Hot-Work Permits and Off-Hours Scheduling

Open-flame work on hospital campus rooftops requires hot-work permits processed through the hospital's fire safety and facilities management teams, not just the City of Albuquerque fire marshal. At UNM Hospital and the VA campus, hot-work permits involve a pre-work review that includes the facilities engineer, the infection control officer, and the hospital's fire safety coordinator. We initiate the hot-work permit process during pre-construction — not the week before the hot-work scope begins.

Off-hours scheduling is standard on rooftop areas directly over surgical floors, ICU zones, and imaging suites. Scheduled surgical procedures and imaging studies do not pause for roofing noise above them, which means tear-off, mechanized fastening, and other high-noise production work on those zones is confined to evening and early-morning windows. We price medical campus projects with the off-hours scheduling requirement built into the budget — not as a change order after the project manager discovers that daytime work over the surgical wing is not possible.

Medical Office and Specialty Clinic Buildings

Beyond the major hospital campuses, Albuquerque's medical office building stock — dialysis centers, imaging clinics, oncology offices, and surgical centers along the Lomas Boulevard NE medical corridor, the Gibson Blvd medical zone near Kirtland AFB, and the growing Northeast Heights clinic campuses — presents a scaled-down version of the same coordination requirements.

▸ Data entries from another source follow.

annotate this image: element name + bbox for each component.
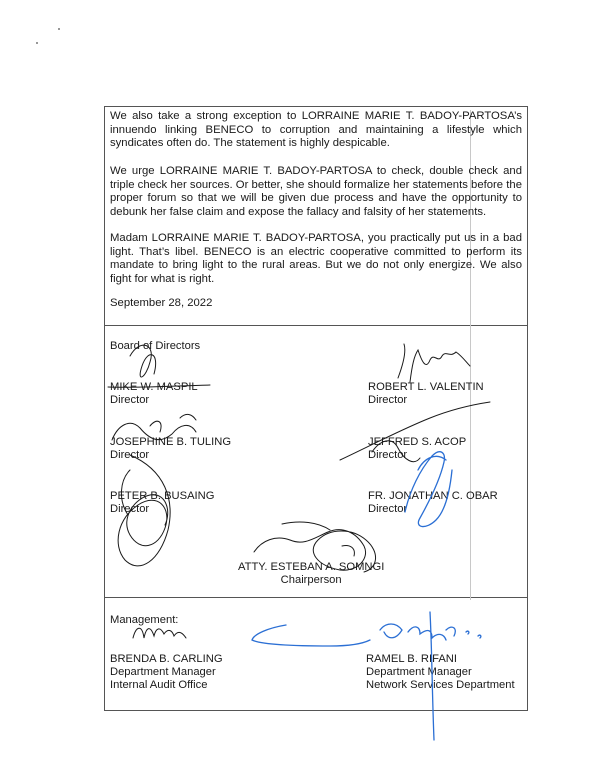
signatory-office: Network Services Department bbox=[366, 679, 515, 691]
signatory-role: Department Manager bbox=[110, 666, 216, 678]
signatory-obar bbox=[368, 490, 498, 516]
signatory-role: Department Manager bbox=[366, 666, 472, 678]
section-divider bbox=[104, 597, 528, 598]
signatory-busaing bbox=[110, 490, 214, 516]
signatory-name: ATTY. ESTEBAN A. SOMNGI bbox=[238, 561, 385, 573]
signatory-role: Director bbox=[110, 503, 150, 515]
signatory-chairperson bbox=[238, 561, 384, 587]
signatory-role: Chairperson bbox=[280, 574, 342, 586]
signatory-name: PETER B. BUSAING bbox=[110, 490, 215, 502]
statement-date: September 28, 2022 bbox=[110, 297, 213, 309]
signatory-carling bbox=[110, 653, 223, 692]
signatory-role: Director bbox=[110, 394, 150, 406]
signatory-tuling bbox=[110, 436, 231, 462]
signatory-name: RAMEL B. RIFANI bbox=[366, 653, 457, 665]
board-heading: Board of Directors bbox=[110, 340, 201, 352]
management-heading: Management: bbox=[110, 614, 179, 626]
signatory-office: Internal Audit Office bbox=[110, 679, 208, 691]
signatory-valentin bbox=[368, 381, 484, 407]
signatory-name: MIKE W. MASPIL bbox=[110, 381, 198, 393]
signatory-role: Director bbox=[368, 449, 408, 461]
signatory-name: JEFFRED S. ACOP bbox=[368, 436, 467, 448]
signatory-name: FR. JONATHAN C. OBAR bbox=[368, 490, 498, 502]
scan-speck bbox=[58, 28, 60, 30]
signatory-role: Director bbox=[368, 394, 408, 406]
signatory-name: ROBERT L. VALENTIN bbox=[368, 381, 484, 393]
section-divider bbox=[104, 325, 528, 326]
paragraph-exception: We also take a strong exception to LORRAINE MARIE T. BADOY-PARTOSA’s innuendo linking BENECO to corruption and maintaining a lifestyle which syndicates often do. The statement is highly despicable. bbox=[110, 110, 522, 150]
paragraph-libel: Madam LORRAINE MARIE T. BADOY-PARTOSA, you practically put us in a bad light. That’s libel. BENECO is an electric cooperative committed to perform its mandate to bring light to the rural areas. But we do not only energize. We also fight for what is right. bbox=[110, 232, 522, 285]
signatory-acop bbox=[368, 436, 466, 462]
paragraph-urge: We urge LORRAINE MARIE T. BADOY-PARTOSA to check, double check and triple check her sources. Or better, she should formalize her statements before the proper forum so that we will be given due process and have the opportunity to debunk her false claim and expose the fallacy and falsity of her statements. bbox=[110, 165, 522, 218]
signatory-maspil bbox=[110, 381, 198, 407]
scan-speck bbox=[36, 42, 38, 44]
signatory-role: Director bbox=[110, 449, 150, 461]
signatory-name: BRENDA B. CARLING bbox=[110, 653, 223, 665]
signatory-rifani bbox=[366, 653, 515, 692]
signatory-role: Director bbox=[368, 503, 408, 515]
signatory-name: JOSEPHINE B. TULING bbox=[110, 436, 232, 448]
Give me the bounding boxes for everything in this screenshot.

Dialysis and infusion center buildings have critical HVAC requirements for immunocompromised patients. Imaging centers have equipment rooms with vibration sensitivity. Outpatient surgical centers have the same hot-work permit requirements as hospital campuses.

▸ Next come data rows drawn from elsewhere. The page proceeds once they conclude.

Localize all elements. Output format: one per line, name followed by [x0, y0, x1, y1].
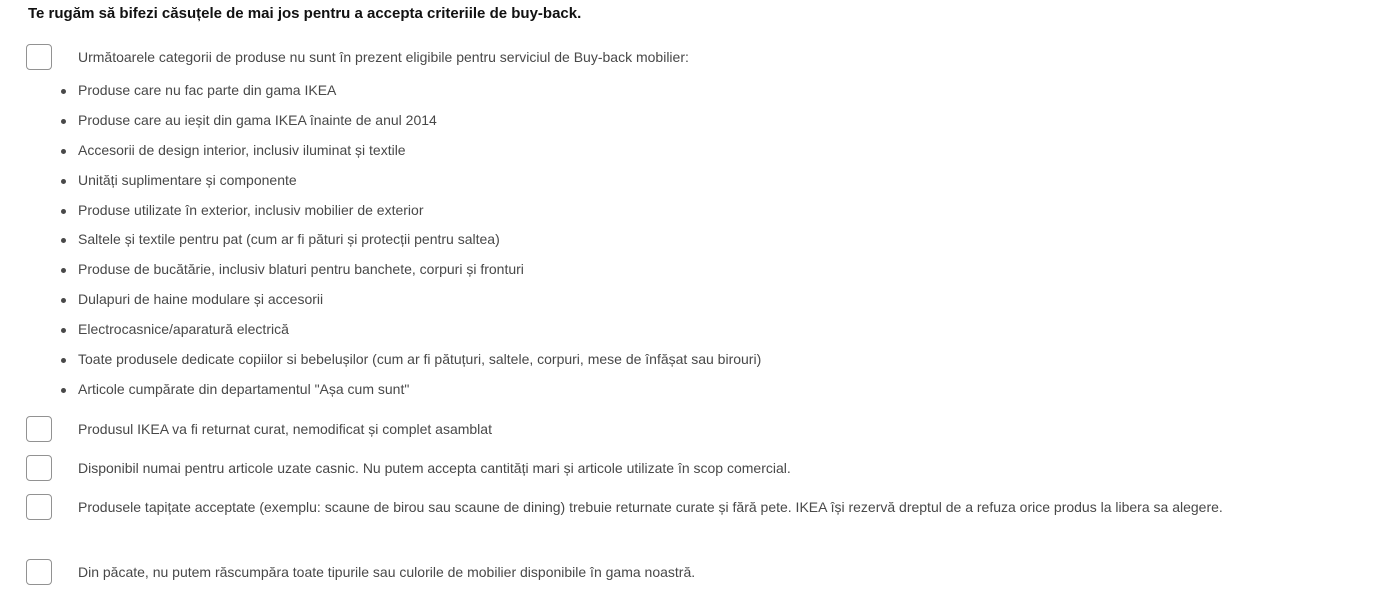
list-item: Dulapuri de haine modulare și accesorii: [58, 285, 761, 315]
list-item: Electrocasnice/aparatură electrică: [58, 315, 761, 345]
list-item: Accesorii de design interior, inclusiv iluminat și textile: [58, 136, 761, 166]
list-item: Articole cumpărate din departamentul "Așa cum sunt": [58, 375, 761, 405]
list-item: Produse de bucătărie, inclusiv blaturi pentru banchete, corpuri și fronturi: [58, 255, 761, 285]
criterion-label: Următoarele categorii de produse nu sunt în prezent eligibile pentru serviciul de Buy-back mobilier:: [78, 49, 689, 65]
criterion-label: Produsele tapițate acceptate (exemplu: scaune de birou sau scaune de dining) trebuie returnate curate și fără pete. IKEA își rezervă dreptul de a refuza orice produs la libera sa alegere.: [78, 499, 1223, 515]
criterion-label: Din păcate, nu putem răscumpăra toate tipurile sau culorile de mobilier disponibile în gama noastră.: [78, 564, 696, 580]
list-item: Unități suplimentare și componente: [58, 166, 761, 196]
household-use-checkbox[interactable]: [26, 455, 52, 481]
criterion-row-not-all-types[interactable]: [26, 559, 1388, 585]
page-heading: Te rugăm să bifezi căsuțele de mai jos pentru a accepta criteriile de buy-back.: [28, 5, 582, 22]
criterion-row-returned-clean[interactable]: [26, 416, 1388, 442]
list-item: Saltele și textile pentru pat (cum ar fi pături și protecții pentru saltea): [58, 225, 761, 255]
list-item: Toate produsele dedicate copiilor si bebelușilor (cum ar fi pătuțuri, saltele, corpuri, mese de înfășat sau birouri): [58, 345, 761, 375]
list-item: Produse utilizate în exterior, inclusiv mobilier de exterior: [58, 196, 761, 226]
list-item: Produse care nu fac parte din gama IKEA: [58, 76, 761, 106]
upholstered-products-checkbox[interactable]: [26, 494, 52, 520]
list-item: Produse care au ieșit din gama IKEA înainte de anul 2014: [58, 106, 761, 136]
criterion-row-ineligible-categories[interactable]: [26, 44, 1388, 70]
excluded-categories-list: [58, 76, 761, 405]
criterion-row-household-use[interactable]: [26, 455, 1388, 481]
criterion-row-upholstered-products[interactable]: [26, 494, 1388, 520]
returned-clean-checkbox[interactable]: [26, 416, 52, 442]
criterion-label: Disponibil numai pentru articole uzate casnic. Nu putem accepta cantități mari și articole utilizate în scop comercial.: [78, 460, 791, 476]
ineligible-categories-checkbox[interactable]: [26, 44, 52, 70]
criterion-label: Produsul IKEA va fi returnat curat, nemodificat și complet asamblat: [78, 421, 492, 437]
not-all-types-checkbox[interactable]: [26, 559, 52, 585]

We assess the specific operational constraints of every medical building before scoping — not just the roof deck condition. The coordination requirements for a dialysis center reroof are different from those for a standard medical office building, and a scope that doesn't account for those differences will produce problems during production that cost more to resolve than they would have cost to anticipate.

Frequently asked questions

What infection control documentation do you provide for hospital campus roofing?

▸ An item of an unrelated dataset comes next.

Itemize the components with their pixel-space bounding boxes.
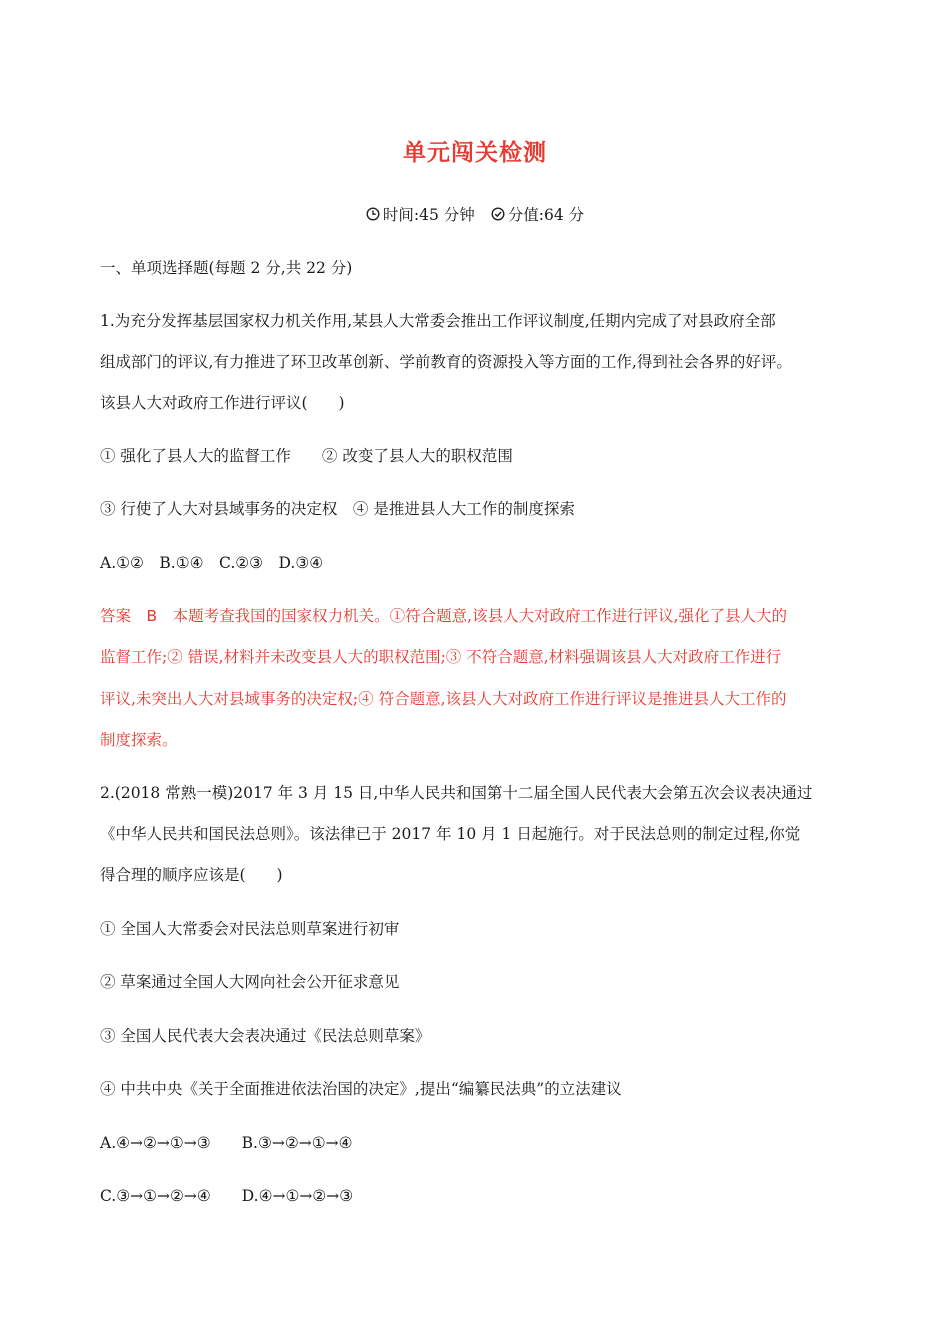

We provide an Infection Control Risk Assessment (ICRA) document prior to any roofing work on hospital campuses. The ICRA identifies the work zone, the adjacent patient-care areas, the particulate control measures in place, the HVAC coordination plan, and the escalation procedure if conditions in the work zone change. This document is reviewed and approved by the hospital's infection control officer before work begins on each phase.

How do hot-work permits work on Albuquerque hospital campuses?

Hospital campus hot-work permits are separate from and additional to the City of Albuquerque fire marshal permit. At UNM Hospital and the VA campus, the hot-work review process involves the facilities engineer, the infection control officer, and the fire safety coordinator. We initiate this process during pre-construction — it takes several days to complete — and we hold production on any hot-work scope until the hospital permit is issued and the pre-work inspection is complete.

Can roofing work proceed over occupied surgical floors?

Work directly over occupied surgical suites and ICU floors is confined to off-hours windows — typically evening and early morning — where surgical and critical-care schedules allow it. We coordinate the production schedule with the hospital's facilities and OR scheduling teams during pre-construction and document the approved work windows before mobilization. No production begins over those zones outside the approved windows.

Do you work at the VA Medical Center on Constitution Ave?

We work on the commercial buildings in the vicinity of the Raymond G. Murphy VA Medical Center. Work on the VA campus itself is subject to federal procurement requirements. For privately-owned medical office and clinic buildings adjacent to VA facilities, we coordinate any necessary access or security documentation in pre-construction.